First off, attendees' understanding: ENV in Windows is managed by its kernel, and is provided to an userland process as an array of wide characters. Tell me if it's wrong. Also, we already support writing UTF_8 strings into ENV because that has no backwards compatibility problem. The problem is to read from it.
Now, from our long tradition of using OEM codepage in Windows, it has been difficult to change the encoding of ENV to UTF_8. A tragedy is Windows does have chcp 65001, which is not practically used anywhere. So windows users are left in their code pages.
I understand you want to use UTF_8. In order to do so, changing default encoding is not practically possible now because of backwards compatibility. I advice you to propose other ways; like for instance having some sort of "UTF_8 mode"-like thing. Maybe does it make sense for you to set default_internal encoding (which is set to nil by default)?
Updated by thomthom (Thomas Thomassen) almost 8 years ago
I would be ok with it not being default, as long as it can be configured for the whole interpreter and not some magic comment that would have to be in each source file.
In our particular scenario we are embedding Ruby into our application and we would like to configure the Ruby interpreter to use this "UTF-8 mode".
People that are writing Ruby extensions for our application already have to use hacks such as force_encoding to correct this - and it's a constant source of bugs and problems. If we could force ENV strings to be UTF-8 by default for the embedded environment we provide that be a great relief for us.
shyouhei (Shyouhei Urabe) wrote:
We looked at this issue in today's developer meeting.
First off, attendees' understanding: ENV in Windows is managed by its kernel, and is provided to an userland process as an array of wide characters. Tell me if it's wrong. Also, we already support writing UTF_8 strings into ENV because that has no backwards compatibility problem. The problem is to read from it.
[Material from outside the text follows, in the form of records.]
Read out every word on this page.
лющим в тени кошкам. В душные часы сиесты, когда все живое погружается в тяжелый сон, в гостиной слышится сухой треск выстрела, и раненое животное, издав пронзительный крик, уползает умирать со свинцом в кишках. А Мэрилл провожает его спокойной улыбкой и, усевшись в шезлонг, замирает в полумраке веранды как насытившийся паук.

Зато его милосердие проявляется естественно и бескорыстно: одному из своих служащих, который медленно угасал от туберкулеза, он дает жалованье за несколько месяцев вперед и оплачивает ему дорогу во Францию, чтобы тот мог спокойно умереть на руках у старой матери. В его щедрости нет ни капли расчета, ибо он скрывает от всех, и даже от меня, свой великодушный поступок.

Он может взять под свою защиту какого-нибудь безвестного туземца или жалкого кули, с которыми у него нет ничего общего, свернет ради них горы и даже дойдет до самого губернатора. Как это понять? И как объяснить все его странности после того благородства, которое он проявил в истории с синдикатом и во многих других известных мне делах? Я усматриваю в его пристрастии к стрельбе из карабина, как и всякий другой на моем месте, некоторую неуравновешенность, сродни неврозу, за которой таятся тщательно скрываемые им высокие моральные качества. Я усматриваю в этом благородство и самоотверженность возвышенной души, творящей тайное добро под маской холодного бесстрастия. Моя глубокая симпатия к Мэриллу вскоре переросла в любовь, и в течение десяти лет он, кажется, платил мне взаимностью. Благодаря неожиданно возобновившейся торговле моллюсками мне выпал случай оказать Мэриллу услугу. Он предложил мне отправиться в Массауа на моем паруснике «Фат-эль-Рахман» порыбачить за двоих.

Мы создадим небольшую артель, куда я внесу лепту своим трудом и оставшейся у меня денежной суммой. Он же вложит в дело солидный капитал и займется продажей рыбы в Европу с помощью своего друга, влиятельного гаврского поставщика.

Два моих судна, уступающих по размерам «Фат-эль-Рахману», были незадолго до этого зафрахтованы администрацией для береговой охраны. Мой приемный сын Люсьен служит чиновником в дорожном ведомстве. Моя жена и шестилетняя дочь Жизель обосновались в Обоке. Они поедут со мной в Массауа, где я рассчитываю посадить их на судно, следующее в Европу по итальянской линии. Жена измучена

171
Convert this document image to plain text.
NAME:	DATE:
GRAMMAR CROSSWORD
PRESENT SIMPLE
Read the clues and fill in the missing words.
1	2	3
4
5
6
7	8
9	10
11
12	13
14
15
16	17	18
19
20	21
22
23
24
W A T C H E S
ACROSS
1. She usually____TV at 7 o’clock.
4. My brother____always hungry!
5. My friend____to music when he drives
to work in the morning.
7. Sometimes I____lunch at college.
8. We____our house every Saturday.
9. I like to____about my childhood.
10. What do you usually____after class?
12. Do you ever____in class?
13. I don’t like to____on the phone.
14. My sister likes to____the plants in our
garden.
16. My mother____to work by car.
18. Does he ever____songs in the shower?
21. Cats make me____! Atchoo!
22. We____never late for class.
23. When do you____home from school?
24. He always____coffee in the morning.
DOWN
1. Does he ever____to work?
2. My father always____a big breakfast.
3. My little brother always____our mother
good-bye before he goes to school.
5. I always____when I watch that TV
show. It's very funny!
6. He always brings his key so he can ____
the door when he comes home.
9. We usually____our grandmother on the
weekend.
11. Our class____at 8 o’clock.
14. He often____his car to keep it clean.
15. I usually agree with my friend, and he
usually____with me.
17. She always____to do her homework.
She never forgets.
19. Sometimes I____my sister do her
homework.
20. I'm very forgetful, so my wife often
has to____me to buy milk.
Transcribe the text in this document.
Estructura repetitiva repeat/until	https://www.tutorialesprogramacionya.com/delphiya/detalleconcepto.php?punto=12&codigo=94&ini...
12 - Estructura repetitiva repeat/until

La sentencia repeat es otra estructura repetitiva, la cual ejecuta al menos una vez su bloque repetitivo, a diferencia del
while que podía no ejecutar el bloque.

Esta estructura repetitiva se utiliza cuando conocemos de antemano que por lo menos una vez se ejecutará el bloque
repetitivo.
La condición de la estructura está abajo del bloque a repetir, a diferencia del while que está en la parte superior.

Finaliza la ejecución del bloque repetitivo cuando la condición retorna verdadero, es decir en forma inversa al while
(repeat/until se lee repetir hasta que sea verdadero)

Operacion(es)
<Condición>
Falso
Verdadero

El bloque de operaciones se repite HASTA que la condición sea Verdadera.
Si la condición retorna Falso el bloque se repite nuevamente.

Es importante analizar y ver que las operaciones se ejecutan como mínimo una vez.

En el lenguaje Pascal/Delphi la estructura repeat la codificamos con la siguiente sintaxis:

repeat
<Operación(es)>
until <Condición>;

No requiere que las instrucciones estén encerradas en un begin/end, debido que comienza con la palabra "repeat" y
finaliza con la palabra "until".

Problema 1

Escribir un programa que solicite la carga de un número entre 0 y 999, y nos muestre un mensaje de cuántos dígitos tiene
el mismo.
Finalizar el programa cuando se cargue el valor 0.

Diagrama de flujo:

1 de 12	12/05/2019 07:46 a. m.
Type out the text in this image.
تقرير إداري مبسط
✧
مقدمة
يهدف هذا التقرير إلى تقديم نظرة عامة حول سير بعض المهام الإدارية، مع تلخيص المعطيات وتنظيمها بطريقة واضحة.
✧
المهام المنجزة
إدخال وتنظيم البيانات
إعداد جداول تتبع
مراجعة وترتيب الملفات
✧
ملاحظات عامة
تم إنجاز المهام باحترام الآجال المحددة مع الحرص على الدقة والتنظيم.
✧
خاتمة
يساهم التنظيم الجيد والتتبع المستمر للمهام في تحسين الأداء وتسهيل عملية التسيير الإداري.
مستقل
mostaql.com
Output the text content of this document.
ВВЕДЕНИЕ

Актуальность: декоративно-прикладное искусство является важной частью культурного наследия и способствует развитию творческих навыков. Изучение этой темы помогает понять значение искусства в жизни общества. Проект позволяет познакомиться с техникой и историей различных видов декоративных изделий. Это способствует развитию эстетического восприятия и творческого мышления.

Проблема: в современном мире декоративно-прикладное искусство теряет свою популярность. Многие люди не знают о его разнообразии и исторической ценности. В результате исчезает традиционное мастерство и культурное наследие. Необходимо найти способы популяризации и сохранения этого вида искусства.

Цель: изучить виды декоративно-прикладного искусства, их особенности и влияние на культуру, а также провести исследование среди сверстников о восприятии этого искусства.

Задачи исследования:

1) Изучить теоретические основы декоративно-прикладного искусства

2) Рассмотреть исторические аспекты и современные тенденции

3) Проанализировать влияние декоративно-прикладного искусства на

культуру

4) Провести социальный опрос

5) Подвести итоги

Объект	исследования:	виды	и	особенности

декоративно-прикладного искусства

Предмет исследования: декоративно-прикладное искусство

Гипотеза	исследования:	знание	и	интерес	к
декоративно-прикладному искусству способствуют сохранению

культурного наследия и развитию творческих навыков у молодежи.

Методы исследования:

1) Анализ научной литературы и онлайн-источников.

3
Now, from our long tradition of using OEM codepage in Windows, it has been difficult to change the encoding of ENV to UTF_8. A tragedy is Windows does have chcp 65001, wich is not practically used anywhere. So windows users are left in their code pages.
I understand you want to use UTF_8. In order to do so, changing default encoding is not practically possible now because of backwards compatibility. I advice you to propose other ways; like for instance having some sort of "UTF_8 mode"-like thing. Maybe does it make sense for you to set default_internal encoding (which is set to nil by default)?
Updated by naruse (Yui NARUSE) about 5 years ago
- Assignee set to windows
- Target version set to 3.0
Updated by larskanis (Lars Kanis) about 4 years ago
A patch for ruby-3.0 is here: https://github.com/ruby/ruby/pull/3818
Updated by naruse (Yui NARUSE) about 4 years ago
- Related to Feature #16604: Set default for Encoding.default_external to UTF-8 on Windows added
Updated by larskanis (Lars Kanis) about 4 years ago
This issue can be closed. It's merged in ca76337a00244635faa331afd04f4b75161ce6fb
Updated by duerst (Martin Dürst) about 4 years ago
- Status changed from Open to Closed